Ana akım medyanın hurafelerine karşı: Bilimsel bilgilerle Pit Bull gerçeği

[Sesonline] Bu kampanyavari bilgi eksikliği ile dolu haberlerin ardından yurttaşların barındırdıkları Pit Bull cinsi köpeklerin toplanarak, belki de imha edilmesi yönünde kampanyalar bile gündeme gelebilecektir. Pit Bull cinsi köpekler gerçekten tehlikeli midir? Doğru yaklaşım bu cinsin ortadan kaldırılması olabilir mi? Abartılı da olsa, çeşitli zamanlarda yaşanan olaylarda suçlu (!) bu köpkler midir? Bütün Pit Bull’ar tehlikeli midir? Hangi durumda tehlikeli olurlar? Hayvan koruma açısından Pit Bull yasağı nasıl değerlendirilmelidir? "İnsan türü"nün bu işlerdeki parmağı nedir? Kısacası Pit Bull’lar hakkında bilinmesi gereken her şeyi 'İç Hastalıkları ve Hayvan psikolojisi' uzmanı, İstanbul Üniversitesi Veterinerlik Fakültesi öğretim üyesi Prof. Dr. Tamer Dodurka’ya sorduk.

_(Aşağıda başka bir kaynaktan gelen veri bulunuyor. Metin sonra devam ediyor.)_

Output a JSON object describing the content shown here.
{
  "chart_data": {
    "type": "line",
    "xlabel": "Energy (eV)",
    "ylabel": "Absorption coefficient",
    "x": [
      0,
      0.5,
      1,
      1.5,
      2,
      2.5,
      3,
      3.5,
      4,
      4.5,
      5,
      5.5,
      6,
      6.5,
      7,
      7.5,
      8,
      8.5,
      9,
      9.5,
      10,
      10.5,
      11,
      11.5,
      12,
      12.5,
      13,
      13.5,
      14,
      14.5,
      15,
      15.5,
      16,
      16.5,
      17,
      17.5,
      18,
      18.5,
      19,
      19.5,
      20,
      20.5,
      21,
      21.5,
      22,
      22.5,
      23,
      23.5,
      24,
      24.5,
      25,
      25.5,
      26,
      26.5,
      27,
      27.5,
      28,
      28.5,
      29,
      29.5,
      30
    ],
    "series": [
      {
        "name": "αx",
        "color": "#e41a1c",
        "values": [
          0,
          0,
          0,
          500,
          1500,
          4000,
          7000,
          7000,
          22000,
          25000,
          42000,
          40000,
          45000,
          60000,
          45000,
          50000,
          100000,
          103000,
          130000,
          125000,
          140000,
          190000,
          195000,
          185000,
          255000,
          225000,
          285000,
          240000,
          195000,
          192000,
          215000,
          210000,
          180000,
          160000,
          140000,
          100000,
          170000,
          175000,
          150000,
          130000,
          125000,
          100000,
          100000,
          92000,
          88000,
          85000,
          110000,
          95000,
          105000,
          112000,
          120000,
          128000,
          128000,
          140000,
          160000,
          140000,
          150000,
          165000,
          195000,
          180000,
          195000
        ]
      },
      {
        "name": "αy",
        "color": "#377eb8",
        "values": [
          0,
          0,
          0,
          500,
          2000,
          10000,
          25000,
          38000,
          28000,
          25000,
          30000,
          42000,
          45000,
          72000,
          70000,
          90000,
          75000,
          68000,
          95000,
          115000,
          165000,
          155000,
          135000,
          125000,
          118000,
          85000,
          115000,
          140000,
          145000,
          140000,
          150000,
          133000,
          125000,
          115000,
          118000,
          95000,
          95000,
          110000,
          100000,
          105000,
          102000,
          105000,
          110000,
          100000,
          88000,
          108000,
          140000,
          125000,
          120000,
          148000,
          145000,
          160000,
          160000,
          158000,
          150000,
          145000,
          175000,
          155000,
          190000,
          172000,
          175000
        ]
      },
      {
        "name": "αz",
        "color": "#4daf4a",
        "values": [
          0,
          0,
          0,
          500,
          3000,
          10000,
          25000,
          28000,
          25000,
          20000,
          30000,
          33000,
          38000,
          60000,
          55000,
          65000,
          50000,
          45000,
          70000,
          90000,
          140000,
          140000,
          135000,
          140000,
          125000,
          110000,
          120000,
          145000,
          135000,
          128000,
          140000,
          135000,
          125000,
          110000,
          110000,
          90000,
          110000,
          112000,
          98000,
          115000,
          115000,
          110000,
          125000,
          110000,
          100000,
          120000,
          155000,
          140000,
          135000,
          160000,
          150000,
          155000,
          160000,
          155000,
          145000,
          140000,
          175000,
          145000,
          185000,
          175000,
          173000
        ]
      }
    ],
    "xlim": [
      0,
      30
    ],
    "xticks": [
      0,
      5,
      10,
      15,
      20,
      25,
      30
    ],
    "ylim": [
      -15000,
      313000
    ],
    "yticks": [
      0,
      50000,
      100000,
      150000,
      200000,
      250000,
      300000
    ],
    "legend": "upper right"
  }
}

» Pit Bull Terrierlerin kökeni nedir? Doğada böyle bir köpek ırkı var mıydı? Yoksa bazılarının iddia ettiği gibi laboratuarda mı üretildiler?

- Bazıları doğada böyle bir ırk olmadığını söylerler. Bu komik bir ifadedir. Doğada bırakın herhangi bir köpek ırkının olmasını, bir zamanlar köpek diye bir hayvan yoktu. Bütün köpekler ve dolayısıyla köpek ırkları kurtlardan türediler. Günümüzdeki köpek ırklarının büyük çoğunluğu insanların istedikleri özelliklere göre farklı şekillerde üretildiler. Pit Bull da değişik köpek ırklarının melezlenmesiyle elde edilmiş bir ırktır. İlginçtir ki, Pit Bull’un türetildiği köpek, günümüzde sakinliği ve yavaşlığı ile tanınan Bulldog’dur. Ancak Bulldog, Roma devrinden tutun 1800’lü yıllara kadar dövüşlerde kullanılan saldırgan yetiştirilmiş bir köpekti. Bull (boğa) adından da anlaşılacağı gibi, özellikle İngiltere’de boğalarla yapılan dövüşlerin vazgeçilmez köpeğiydi. Hatta, o zamanlar İngiltere’de Bulldog’larla dövüşmeden kesilen boğaların etleri fazlaca makbul bile sayılmazdı. İnsan türünün icadı bu dövüşlerde boğanın ayağa kalkması için karnına ateş tutmak veya ayaklarını bıçaklamak gibi korkunç tablolar yaşanırdı. Köpek, boğanın burnunu yakalayarak onu hareketsiz hale getirir ve aynen bugünkü Pit Bull'lar gibi kolay kolay bırakmazdı. Bulldog’lar, İngiltere’de dövüşlerin yasaklanmasından sonra ‘yapay seçilim’ yöntemleriyle, sert görünümlerine rağmen yumuşak ve sakin bir hayvan haline getirildiler (Darısı Pit Bull’ların başına...).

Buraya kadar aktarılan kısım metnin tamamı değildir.